Actuel(le) Directeur de programme du 01/07/2016  au 30/06/2022

Direction de programme : L'aléthurgie décoloniale. La décolonisation comme événement philosophique

Résumé : Sous quelles conditions à la fois théoriques, historiques et géopolitiques est-il possible de penser la décolonisation comme un véritable événement philosophique ? Nous partons de cette question fondamentale et du constat que, s’il est vrai que la décolonisation a été jusqu’à présent abordée comme objet de recherche dans maints domaines des sciences humaines, il reste que son rapport à la philosophie se révèle très flou et souvent mal problématisé, voire pire, pas du tout posé. Nous pensons que cette discipline, dont les origines sont censées fonder une tradition qui se veut strictement européenne, est très profondément marquée, et garde encore aujourd’hui, très soigneusement, les frontières occidentales du sens.
Afin de mettre en relief en quoi la décolonisation a été un des enjeux philosophiques majeurs du XXème siècle, nous proposons d’explorer les histoires multiples et diverses dont elle se compose à partir de l’analyse des rapports, culturellement et géopolitiquement variés, qui nouent l’un à l’autre, le pouvoir, la vérité et l’éthique. Par la notion d’alèthurgie décoloniale nous posons alors un problème philosophique général afin de vérifier de quelle manière, toujours spécifique et contingente, se transforment les rapports entre vérité, pouvoir et éthique par rapport à la matérialité des pratiques de la décolonisation.

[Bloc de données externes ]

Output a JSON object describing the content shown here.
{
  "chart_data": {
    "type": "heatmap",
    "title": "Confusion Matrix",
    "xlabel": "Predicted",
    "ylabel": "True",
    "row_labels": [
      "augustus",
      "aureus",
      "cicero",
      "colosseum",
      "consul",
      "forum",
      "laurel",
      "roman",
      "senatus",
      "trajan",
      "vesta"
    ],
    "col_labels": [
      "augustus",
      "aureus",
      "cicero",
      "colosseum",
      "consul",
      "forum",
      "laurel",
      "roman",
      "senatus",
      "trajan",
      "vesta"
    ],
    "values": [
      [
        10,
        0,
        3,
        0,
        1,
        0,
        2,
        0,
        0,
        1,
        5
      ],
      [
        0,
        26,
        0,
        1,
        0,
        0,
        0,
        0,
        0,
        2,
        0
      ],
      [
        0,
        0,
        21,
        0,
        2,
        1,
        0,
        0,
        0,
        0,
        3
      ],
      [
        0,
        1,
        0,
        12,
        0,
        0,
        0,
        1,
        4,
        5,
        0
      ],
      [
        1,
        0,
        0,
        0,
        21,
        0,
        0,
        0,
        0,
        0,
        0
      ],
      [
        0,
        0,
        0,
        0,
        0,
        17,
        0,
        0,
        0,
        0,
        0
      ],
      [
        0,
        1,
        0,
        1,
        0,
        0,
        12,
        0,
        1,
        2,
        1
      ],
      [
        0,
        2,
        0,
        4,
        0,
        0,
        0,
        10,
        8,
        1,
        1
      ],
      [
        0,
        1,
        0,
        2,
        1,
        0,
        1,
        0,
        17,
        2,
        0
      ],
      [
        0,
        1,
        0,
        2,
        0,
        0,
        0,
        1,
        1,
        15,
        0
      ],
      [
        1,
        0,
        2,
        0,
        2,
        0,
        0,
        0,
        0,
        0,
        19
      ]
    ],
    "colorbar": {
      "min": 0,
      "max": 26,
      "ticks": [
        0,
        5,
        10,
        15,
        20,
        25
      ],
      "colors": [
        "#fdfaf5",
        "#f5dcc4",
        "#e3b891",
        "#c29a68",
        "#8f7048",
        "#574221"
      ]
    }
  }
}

Si la colonisation se réfère à un mouvement par lequel il s’agissait, dans la réalité même d’une pratique sociale, d’assujettir les individus par des mécanismes coloniaux de pouvoir qui se réclamaient néanmoins d’une vérité, alors, la décolonisation sera le mouvement par lequel le sujet se donne le droit d’interroger cette vérité sur ses effets de pouvoir et le pouvoir sur ses discours de vérité. Mais pour déployer une énergie de transformation en mesure d’affecter les rapports coloniaux de pouvoirs et le régime colonial de vérité fondé sur les sciences humaines, ce sujet devra délier ce lien colonial entre pouvoir et vérité en lui opposant un régime décolonial de vérité qui relève de l’insertion de l’éthique dans la politique.
Par le biais de la notion d’alèthurgie décoloniale, on explorera la multiplicité de ces mouvements visant à se dégager du pouvoir colonial dans la mesure où elle servira de révélateur transculturel aux transformations éthiques (et politiques) des sujets coloniaux et au rapport qu’ils entretiennent à la vérité. A la lumière de l’alèthurgie décoloniale, on cherchera alors à analyser à la fois philosophiquement et historiquement les biographies et la pensée de certaines grandes figures de la décolonisation : M.K. Gandhi, Frantz Fanon, Amílcar Cabral, Aimé Césaire, Léopold Senghor, Kwame Nkrumah, José Carlos Mariátegui, W.E.B Du Bois, C.L.R. James, Nelson Mandela, etc.